Светлый фон

 

Тойтека душила ярость.

Потому что…

Получается… что получается? Да полное… он выругался мысленно. И снова. И еще раз, но легче не становилось. Хуже всего, что Тойтек чувствовал себя не беспомощным, к беспомощности он как раз успел привыкнуть. Он чувствовал себя дураком.

Он!

Идиотом, которого обвели вокруг пальца… и кто? Ладно Элиза, она дрянь, но ее хотя бы понять можно. Но Мейсон… ему Тойтек верил.

Старый приятель.

Друг.

И единомышленник, как представлялось.

— Мы… — он вдруг понял, что если не заговорит, то его просто-напросто разорвет от злости, и возможно, отнюдь не фигурально. Голова налилась тяжестью, сердце неприятно задергалось, а искин кресла издал протяжный жалобный писк. — Мы… учились.

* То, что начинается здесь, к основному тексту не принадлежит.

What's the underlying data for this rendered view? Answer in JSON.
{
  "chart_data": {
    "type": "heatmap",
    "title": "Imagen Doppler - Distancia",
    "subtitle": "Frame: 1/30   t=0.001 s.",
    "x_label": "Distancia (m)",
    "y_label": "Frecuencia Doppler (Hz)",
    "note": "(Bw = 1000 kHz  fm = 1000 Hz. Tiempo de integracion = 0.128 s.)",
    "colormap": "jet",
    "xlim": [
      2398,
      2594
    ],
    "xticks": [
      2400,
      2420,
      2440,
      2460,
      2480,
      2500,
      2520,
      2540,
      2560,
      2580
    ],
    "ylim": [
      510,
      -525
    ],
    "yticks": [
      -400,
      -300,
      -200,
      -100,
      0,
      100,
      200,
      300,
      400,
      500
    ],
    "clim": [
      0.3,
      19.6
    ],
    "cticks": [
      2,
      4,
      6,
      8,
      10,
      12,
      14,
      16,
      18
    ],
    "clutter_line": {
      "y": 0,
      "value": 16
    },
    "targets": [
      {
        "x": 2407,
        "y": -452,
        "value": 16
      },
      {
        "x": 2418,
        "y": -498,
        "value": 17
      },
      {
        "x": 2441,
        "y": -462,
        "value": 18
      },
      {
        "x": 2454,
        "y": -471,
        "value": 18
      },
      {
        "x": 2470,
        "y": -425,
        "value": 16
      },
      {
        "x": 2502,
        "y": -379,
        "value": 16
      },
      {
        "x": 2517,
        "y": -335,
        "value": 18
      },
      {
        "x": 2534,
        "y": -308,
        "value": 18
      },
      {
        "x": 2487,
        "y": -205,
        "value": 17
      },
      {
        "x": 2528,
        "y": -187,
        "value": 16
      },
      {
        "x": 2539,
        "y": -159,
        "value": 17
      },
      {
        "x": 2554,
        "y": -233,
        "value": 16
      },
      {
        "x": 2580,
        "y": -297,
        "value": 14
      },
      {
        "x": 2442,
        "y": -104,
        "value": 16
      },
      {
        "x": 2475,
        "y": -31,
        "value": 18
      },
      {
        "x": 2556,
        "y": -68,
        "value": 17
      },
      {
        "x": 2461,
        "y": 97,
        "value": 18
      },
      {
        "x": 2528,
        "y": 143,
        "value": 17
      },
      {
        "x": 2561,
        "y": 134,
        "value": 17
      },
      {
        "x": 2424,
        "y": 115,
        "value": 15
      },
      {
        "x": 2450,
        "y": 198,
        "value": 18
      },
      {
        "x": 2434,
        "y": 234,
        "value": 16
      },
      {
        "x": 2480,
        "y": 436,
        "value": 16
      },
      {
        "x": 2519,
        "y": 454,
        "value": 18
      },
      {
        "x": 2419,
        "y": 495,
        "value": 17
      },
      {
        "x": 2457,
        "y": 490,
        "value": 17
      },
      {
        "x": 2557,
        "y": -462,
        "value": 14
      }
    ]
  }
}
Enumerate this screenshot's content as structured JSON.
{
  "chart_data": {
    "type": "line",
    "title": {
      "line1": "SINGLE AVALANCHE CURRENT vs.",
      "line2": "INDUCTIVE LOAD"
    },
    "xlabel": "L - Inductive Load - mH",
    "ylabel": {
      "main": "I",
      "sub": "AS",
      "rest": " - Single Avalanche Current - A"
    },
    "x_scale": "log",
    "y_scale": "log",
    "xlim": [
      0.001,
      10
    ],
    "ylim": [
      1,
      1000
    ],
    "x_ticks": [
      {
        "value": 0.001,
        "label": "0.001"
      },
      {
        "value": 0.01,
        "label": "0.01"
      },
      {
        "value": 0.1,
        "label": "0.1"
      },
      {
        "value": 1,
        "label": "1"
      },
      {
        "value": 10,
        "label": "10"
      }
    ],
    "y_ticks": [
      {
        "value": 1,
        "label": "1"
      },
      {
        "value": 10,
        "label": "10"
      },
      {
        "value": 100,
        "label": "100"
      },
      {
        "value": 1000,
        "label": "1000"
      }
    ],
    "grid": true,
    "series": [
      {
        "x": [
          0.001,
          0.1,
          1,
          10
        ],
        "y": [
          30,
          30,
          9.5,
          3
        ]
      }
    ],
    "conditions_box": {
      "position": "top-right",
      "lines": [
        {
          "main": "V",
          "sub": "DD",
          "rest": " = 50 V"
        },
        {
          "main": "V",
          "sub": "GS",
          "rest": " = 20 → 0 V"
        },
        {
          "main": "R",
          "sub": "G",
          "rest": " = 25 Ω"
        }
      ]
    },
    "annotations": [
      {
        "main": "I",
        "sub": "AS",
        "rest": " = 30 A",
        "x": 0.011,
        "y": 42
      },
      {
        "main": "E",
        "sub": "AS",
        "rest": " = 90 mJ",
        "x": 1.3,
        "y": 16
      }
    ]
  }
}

Вместе.

На шее забилась, застучала артерия. И Тойтек испугался, что она не выдержит напора крови. Он понимал, насколько беспочвенен и нелеп даже этого его страх, но справиться с ним не мог.

Долго.

Целых несколько секунд. Но страх отступил.

— Он. Старше. Я… мать не хотела… поступать… я… поэт… ром-тично…

…а в биологии ничего романтичного нет.

— Из дома… сбжал. Пступил… тесты… лучший результат, — с каждым словом говорить становилось легче, пусть и речь сбивала дыхание, но Тойтек справлялся. — Тлько… с окраины. Парень. Нкто не знает… он помог. Мне. Уже тогда…

…он был весьма талантлив, приятель Мейсон, пусть таланты его и лежали в областях иных, не связанных ни с биологией, ни с вирусологией. Однако он, наследник древнего славного рода, баловень судьбы, умудрялся становиться своим для самых разных людей.

— Понимаешь, — сказал он как-то, в очередной раз ссужая Тойтека немалой для него, но пустяковой для истинного Мейсона, суммой, — дело в том, что я должен разбираться в семейном деле. И потому все это… ну, для понимания и не более того. Как я могу оценить перспективность разработки, если не въезжаю, о чем мне говорят? А так… на большее не претендую, голова не потянет…

Он говорил об этом легко, будто бы вовсе факт собственного несовершенства не задевал самолюбия.

— Псле… предложил работу. Лабораторию, — это не было исповедью, скорее Тойтек впервые за долгое время позволил чувствам взять верх. И теперь он понятия не имел, как справиться с ними. — Проект.